Wonders of neuroplasticity: what is our brain capable of?
"Nerve cells don't reproduce." We've heard this expression so many times and got used to believing it. Even before the 1960s, scientists believed that the human brain was static. They believed the brain has a limited number of cells that die off with age and don't recover. And since the brain functions are strictly localized, it meant if any part of the brain is damaged, its functions will be irretrievably lost. Viktoria Stepanenko, the founder of Neuro Implant Clinic CMN, talks about the amazing properties of neuroplasticity and cases of unexpected recovery.
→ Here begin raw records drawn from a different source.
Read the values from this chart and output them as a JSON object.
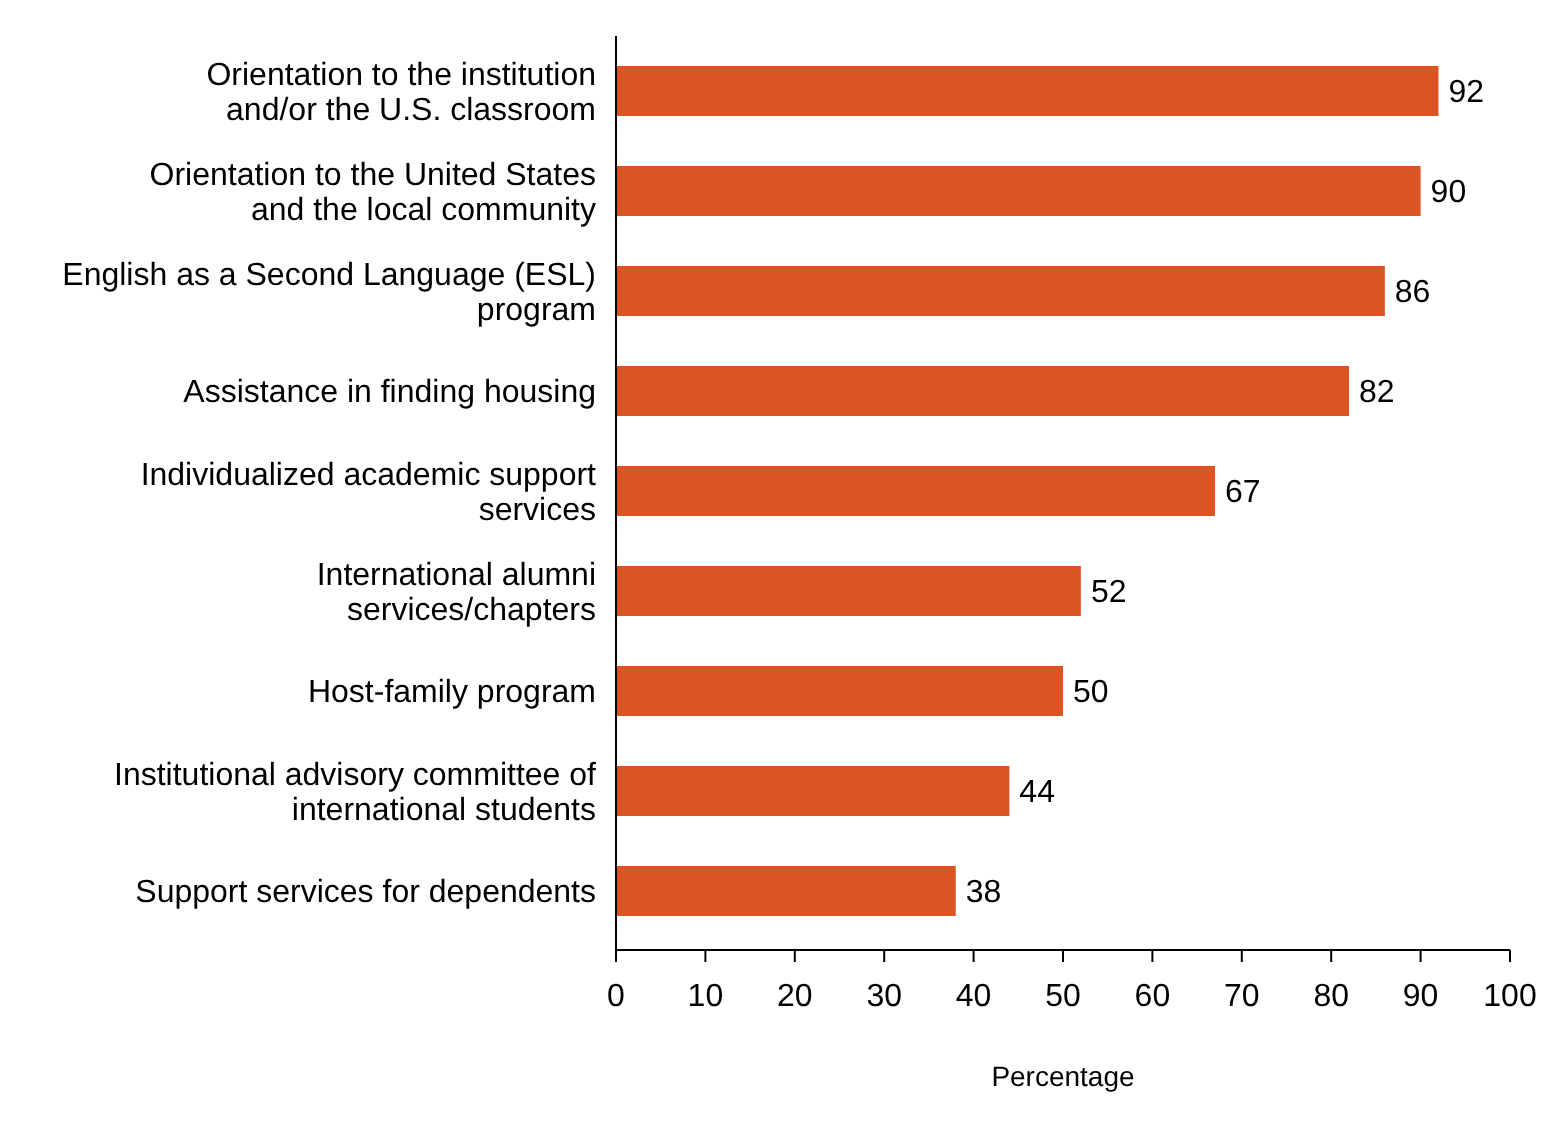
{
  "chart_data": {
    "type": "bar",
    "orientation": "horizontal",
    "xlabel": "Percentage",
    "categories": [
      "Orientation to the institution and/or the U.S. classroom",
      "Orientation to the United States and the local community",
      "English as a Second Language (ESL) program",
      "Assistance in finding housing",
      "Individualized academic support services",
      "International alumni services/chapters",
      "Host-family program",
      "Institutional advisory committee of international students",
      "Support services for dependents"
    ],
    "values": [
      92,
      90,
      86,
      82,
      67,
      52,
      50,
      44,
      38
    ],
    "color": "#dc5421",
    "data_labels": true,
    "grid": false,
    "xlim": [
      0,
      100
    ],
    "xticks": [
      0,
      10,
      20,
      30,
      40,
      50,
      60,
      70,
      80,
      90,
      100
    ]
  }
}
In 1913, the Spanish physician Santiago Ramón y Cajal argued that the nerve pathways in adult's brain centers are fixed, finite, and unchanging. Therefore, they're prone to dying away and not amenable to regeneration. But now this information is outdated. As it turned out, our brain is flexible. It's a wonderful tool that can work miracles. Interestingly, the first doubts about the "static" nature of the brain arose in the 19th century.
Norman Doidge, in his book "The Brain that Changes Itself," describes the research that French neurologist Jules Cotard conducted in 1868. He examined children with a disorder damaging the brain's left hemisphere, including Broca's area. Broca's area regulates the motor side of the speech process. If the brain were static, then children with this disease would've had severe speech impairments. However, during the examination, the neurologist found that his young patients could speak normally.
"Even if speech tended to be processed in the left hemisphere, as Broca claimed, the brain might be plastic enough to reorganize itself, if necessary," Norman Doidge writes. The brain's ability to regenerate itself is called neuroplasticity.